When River Tam was at that government school, in Firefly, they stripped her amygdalae. I feel like mine aren't quite stripped, but they aren't quite not, either. Once I start thinking about something this emotionally taxing I can't stop; I think and I think and I think and I write it out but I can't always get rid of it and it hounds me for days. Everything in my life suffers for it and I can't quite get anything done because my brain is so full of deep thoughts. Theories and details and patterns that if only I was studying I could write thesis upon thesis based on them. As it is they're simply things inside my head that make no sense, or rather too much sense.

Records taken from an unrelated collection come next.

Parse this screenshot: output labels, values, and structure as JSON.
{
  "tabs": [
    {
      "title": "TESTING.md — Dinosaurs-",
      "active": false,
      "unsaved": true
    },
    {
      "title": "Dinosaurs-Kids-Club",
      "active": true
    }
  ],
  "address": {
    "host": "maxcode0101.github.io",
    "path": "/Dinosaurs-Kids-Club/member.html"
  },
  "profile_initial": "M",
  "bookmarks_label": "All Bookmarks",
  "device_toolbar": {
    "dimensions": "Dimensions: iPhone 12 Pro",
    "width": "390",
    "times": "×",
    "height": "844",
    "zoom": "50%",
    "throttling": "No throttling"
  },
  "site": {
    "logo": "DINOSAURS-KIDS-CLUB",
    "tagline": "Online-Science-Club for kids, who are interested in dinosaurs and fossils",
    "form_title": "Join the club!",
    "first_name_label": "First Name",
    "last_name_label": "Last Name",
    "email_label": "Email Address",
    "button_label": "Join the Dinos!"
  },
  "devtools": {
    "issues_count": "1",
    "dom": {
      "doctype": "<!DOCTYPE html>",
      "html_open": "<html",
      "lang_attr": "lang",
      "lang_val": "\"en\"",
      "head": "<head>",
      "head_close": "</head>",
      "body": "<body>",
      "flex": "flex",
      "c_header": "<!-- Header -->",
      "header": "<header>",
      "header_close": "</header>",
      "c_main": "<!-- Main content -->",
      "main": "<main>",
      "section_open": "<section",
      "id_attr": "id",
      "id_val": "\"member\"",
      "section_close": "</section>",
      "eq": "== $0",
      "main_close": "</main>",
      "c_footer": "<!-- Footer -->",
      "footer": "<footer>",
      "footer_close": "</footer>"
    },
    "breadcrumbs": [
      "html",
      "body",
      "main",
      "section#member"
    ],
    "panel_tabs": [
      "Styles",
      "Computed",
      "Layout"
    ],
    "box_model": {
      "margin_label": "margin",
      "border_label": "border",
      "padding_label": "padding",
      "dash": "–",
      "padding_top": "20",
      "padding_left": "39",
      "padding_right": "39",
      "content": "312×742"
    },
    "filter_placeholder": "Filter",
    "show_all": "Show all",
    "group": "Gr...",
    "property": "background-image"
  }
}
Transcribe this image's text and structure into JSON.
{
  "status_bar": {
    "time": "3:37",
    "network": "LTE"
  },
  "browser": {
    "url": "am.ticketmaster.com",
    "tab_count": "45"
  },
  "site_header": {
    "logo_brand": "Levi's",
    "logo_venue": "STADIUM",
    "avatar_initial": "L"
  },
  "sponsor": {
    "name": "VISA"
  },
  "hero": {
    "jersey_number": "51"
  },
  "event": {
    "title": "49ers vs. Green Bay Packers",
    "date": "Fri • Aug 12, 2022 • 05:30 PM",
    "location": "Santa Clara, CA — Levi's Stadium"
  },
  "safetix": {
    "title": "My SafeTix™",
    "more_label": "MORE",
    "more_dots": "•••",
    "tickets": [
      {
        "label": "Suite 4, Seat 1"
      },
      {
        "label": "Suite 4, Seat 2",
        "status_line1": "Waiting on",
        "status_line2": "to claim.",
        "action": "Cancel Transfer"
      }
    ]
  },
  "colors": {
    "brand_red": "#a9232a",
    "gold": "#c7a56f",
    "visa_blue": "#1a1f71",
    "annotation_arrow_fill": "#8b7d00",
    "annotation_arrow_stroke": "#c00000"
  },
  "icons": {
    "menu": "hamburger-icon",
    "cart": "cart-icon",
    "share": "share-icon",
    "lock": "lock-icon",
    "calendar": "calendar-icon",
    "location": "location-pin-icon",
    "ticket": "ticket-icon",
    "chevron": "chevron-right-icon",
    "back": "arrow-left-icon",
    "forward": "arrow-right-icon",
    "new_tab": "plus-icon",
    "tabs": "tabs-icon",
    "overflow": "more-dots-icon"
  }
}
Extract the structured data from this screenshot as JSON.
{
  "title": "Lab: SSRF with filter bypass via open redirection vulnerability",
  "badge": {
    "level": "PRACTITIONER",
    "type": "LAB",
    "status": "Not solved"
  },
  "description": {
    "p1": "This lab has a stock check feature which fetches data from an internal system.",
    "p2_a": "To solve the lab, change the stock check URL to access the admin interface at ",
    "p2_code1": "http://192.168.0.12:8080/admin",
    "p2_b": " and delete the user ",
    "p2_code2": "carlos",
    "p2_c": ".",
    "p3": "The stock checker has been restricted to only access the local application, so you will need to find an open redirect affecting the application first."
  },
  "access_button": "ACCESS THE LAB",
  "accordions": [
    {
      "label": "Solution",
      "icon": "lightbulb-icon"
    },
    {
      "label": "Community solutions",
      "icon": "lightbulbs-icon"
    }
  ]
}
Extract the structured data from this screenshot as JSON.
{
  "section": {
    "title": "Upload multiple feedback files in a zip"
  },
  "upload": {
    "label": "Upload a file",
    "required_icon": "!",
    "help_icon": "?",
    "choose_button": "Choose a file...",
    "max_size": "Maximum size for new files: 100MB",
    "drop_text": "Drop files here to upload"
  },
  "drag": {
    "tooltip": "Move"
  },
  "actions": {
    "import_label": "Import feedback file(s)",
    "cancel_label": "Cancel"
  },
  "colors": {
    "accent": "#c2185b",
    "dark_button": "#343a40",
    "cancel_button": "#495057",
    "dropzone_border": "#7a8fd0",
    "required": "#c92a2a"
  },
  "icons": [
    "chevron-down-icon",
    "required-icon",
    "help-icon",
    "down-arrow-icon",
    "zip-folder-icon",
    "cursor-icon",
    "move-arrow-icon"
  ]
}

The problem with having a high level of intelligence is that you can never quite escape your intellect. It sounds like bragging, but it isn't. It's a cry for sympathy, because too often I would rather be one of those people who doesn't think about anything but their next pair of shoes and the most recent issue of OK Magazine than someone who has so much insight about poverty or gender/sexuality politics or politics in general. I'm the ideas girl, which means I can't not have ideas, which means I can't not overthink things in great detail, which means I can't not connect the dots between a-and-b-and-c-and-d-and-e and finally ending up with something that would work but who would listen to me? I'm in no position to propose these things.

I'm in no position to change the world. All I can do is try.

Sunday 23 August 2009

If you lived here, you'd be home now.

Last night's escapades with insane people, hysterical women, loud banging noises at 1am and then 2 hours later, and eventual police intervention makes me almost tempted to look for new lodgings. I love my little flat, but I hate the building. The woods are full of fairies, but the suburbia is full of drug dealers.

It's times like this that I get heartsick; torn between two courses of action, neither of which will make me particularly happy. It's as though I'm always searching for the thing that will finally make me feel like I'm home, but until then everything feels like a temporary stopping point. I've lived here almost two years and still haven't hung most of my pictures on the wall; university flats had everything up within a week. Maybe it's because I'm living alone now. Maybe it's because there's something about this place that just doesn't feel quite right. Maybe I'm just ill-equipped to deal with real life and grown-up responsibilities. None of those options are particularly appealing, because they all, ultimately, mean some kind of change has to happen.

I think I know what I want; but then, this used to be what I wanted.